The first step in terms of Bunn's philosophy - and in terms of life itself, Bunn would argue - is the accidental. The error. The chance.
Bunn illustrates this, and also announces his chief referent in doing so, by drawing attention to the artistic pseudonym of Marcel Duchamp - namely Rrose Selavy.
Several other themes are immediately raised here too :
i. Bunn points out that Duchamp used this other name, to state - although, incredibly this is still disputed by some - that 'errors make life'. (Rrose Selvay pronounced as Duchamp intended is indeed "erreurs c'est la vie"). Bunn is immediately at odds here with some critics who still fail to notice this and mistakenly both mis-read Selavy and overlook the artistic imperative which Duchamp made plain, namely that errors or chance could also make or break the work of art of any artist.
ii. Bunn is also making it plain, at the outset, with the 'premier mont' that his work, its very title, is to be read in a similar vein to Duchamp. The Dix Semblaient Monts are correctly pronounced in English as 'Dissemblements'. But to attempt to refute the rest of Bunn's work as such - as dissemblement and as some have tried to do - is also to overlook, significantly, the fact that Bunn is drawing equal attention to the intellectual depth of Duchamps oeuvre. Bunn is not to be taken merely as a dissembler. His work follows seamlessly from the philosophical tradition initiated by Duchamp.
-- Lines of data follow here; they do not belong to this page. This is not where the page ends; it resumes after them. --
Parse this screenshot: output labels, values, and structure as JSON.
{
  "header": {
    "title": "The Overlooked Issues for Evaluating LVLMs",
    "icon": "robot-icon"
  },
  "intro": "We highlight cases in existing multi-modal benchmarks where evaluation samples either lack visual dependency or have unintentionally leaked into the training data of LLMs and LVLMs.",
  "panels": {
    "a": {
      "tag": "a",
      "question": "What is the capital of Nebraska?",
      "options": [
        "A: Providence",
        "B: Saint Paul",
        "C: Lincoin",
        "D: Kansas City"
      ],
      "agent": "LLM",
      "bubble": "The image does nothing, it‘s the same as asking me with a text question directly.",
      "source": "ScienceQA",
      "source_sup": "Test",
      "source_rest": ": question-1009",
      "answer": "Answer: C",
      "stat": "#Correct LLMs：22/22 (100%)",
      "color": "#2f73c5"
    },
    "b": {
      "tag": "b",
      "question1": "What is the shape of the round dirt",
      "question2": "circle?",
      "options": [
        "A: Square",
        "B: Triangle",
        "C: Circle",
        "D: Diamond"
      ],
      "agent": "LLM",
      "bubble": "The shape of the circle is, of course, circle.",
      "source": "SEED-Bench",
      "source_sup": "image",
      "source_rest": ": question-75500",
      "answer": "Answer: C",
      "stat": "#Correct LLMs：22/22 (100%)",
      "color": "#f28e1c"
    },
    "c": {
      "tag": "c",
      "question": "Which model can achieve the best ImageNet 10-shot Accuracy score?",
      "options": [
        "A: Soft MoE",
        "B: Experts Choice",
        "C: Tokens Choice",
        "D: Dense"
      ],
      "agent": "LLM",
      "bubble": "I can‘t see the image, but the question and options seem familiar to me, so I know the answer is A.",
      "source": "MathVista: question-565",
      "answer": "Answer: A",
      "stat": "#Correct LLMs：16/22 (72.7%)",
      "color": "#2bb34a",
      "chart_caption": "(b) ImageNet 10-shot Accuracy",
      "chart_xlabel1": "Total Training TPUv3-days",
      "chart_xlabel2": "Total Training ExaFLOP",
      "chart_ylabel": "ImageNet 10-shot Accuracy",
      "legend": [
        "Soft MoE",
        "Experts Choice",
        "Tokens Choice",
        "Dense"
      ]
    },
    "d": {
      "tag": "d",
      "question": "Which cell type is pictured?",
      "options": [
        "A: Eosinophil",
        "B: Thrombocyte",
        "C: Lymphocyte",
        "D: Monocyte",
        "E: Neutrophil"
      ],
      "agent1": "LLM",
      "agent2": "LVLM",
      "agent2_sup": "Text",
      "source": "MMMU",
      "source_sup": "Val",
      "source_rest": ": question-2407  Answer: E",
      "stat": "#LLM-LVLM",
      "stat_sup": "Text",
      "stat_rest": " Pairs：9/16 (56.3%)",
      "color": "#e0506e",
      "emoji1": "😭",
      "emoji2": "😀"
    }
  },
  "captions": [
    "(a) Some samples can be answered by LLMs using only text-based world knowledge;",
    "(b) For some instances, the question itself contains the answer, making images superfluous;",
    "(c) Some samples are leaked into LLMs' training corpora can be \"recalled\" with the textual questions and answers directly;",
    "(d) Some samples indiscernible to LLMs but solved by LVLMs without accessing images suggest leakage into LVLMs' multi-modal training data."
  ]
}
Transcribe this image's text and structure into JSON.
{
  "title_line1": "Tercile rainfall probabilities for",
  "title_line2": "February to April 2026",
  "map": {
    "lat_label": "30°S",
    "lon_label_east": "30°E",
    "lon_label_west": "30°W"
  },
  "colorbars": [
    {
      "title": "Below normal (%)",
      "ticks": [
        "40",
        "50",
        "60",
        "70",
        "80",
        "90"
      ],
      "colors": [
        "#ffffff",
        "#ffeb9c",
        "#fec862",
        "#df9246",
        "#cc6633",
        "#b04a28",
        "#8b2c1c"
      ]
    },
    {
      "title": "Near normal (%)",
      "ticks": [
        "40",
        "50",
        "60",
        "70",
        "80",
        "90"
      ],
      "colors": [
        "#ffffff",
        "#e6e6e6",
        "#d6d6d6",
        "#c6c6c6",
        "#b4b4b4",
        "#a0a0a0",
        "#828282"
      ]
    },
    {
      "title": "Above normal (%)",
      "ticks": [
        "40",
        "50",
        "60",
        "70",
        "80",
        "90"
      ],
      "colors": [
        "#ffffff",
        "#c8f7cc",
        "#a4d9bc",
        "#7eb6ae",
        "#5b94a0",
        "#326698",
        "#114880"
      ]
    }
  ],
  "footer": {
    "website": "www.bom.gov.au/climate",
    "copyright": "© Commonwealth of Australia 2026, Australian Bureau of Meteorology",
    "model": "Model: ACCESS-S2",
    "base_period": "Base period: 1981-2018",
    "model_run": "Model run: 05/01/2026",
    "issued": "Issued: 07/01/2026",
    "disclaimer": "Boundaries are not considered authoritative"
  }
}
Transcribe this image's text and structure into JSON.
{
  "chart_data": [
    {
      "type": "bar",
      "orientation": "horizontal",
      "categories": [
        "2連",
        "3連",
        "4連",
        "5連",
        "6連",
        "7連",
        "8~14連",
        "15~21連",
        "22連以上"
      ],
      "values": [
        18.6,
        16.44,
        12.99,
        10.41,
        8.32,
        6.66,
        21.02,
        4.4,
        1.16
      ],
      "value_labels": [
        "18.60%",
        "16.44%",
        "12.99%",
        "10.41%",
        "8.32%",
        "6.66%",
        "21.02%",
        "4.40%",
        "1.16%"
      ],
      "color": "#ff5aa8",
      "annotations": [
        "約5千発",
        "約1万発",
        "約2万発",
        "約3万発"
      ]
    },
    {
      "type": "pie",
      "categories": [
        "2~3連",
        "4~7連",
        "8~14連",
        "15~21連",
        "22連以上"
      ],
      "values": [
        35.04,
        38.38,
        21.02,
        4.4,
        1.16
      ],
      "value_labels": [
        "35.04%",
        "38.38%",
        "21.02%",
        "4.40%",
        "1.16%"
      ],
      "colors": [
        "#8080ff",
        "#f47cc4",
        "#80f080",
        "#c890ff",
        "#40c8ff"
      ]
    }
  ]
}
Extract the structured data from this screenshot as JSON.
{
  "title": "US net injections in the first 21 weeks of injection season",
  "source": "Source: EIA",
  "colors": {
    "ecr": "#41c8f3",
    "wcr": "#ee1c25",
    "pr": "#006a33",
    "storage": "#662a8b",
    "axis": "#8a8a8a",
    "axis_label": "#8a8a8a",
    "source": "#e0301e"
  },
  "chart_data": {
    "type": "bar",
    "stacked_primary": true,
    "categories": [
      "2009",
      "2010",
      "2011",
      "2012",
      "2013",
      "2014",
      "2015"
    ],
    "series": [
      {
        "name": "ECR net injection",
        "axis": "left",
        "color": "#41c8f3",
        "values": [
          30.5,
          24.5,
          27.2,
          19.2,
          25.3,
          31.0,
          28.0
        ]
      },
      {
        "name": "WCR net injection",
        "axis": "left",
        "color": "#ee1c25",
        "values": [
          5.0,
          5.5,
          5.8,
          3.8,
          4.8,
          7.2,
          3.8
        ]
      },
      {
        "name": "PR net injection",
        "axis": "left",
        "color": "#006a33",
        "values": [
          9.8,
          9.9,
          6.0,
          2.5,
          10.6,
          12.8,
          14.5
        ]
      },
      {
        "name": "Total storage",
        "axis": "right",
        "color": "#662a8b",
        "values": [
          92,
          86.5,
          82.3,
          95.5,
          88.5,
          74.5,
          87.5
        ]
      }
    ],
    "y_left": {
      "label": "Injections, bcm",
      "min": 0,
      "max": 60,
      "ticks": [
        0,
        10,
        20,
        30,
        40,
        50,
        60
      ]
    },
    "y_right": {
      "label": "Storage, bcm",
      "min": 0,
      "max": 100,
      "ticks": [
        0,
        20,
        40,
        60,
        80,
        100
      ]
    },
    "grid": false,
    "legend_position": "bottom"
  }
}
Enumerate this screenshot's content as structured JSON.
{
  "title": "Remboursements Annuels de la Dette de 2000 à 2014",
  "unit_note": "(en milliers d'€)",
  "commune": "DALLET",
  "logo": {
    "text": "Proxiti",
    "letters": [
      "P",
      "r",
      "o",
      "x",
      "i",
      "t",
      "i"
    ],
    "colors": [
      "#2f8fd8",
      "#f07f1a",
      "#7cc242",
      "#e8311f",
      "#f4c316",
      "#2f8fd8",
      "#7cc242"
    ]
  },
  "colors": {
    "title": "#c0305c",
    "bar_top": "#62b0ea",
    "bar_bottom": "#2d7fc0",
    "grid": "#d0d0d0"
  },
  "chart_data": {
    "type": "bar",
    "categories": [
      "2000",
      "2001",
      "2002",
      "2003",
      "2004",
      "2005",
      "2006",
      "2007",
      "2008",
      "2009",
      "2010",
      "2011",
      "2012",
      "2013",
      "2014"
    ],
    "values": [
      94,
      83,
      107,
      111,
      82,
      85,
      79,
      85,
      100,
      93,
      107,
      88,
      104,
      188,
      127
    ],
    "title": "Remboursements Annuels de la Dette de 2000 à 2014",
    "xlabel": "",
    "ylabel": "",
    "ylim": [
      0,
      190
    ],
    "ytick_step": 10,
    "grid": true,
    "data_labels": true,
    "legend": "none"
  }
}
iii. Also, and equally noteworthy, is the tradtion of artistic game - or humor - that originated with Duchamp. Bunn refers to this here, at the outset, but also again throughout. To overlook this tradition, the Duchampian humor, is to misunderstand both Duchamp and Bunn.
These essential keystones made clear, we return to the fundamental issue : Bunn is stating that the first 'mountain', the first obstacle if you will, to be overcome, is that of chance. Fortune. Luck. Error. Without the coin landing heads side up, as it were, whether in life or in art - and Bunn makes little distinction - the artist and the person is in dire trouble.
Specifically relating the matter to art, Bunn makes the essential points : when artists think they are in control of chance, and if critics make the same mistake in believing the artist to be in control of it, once again, both are lost. Both are in error.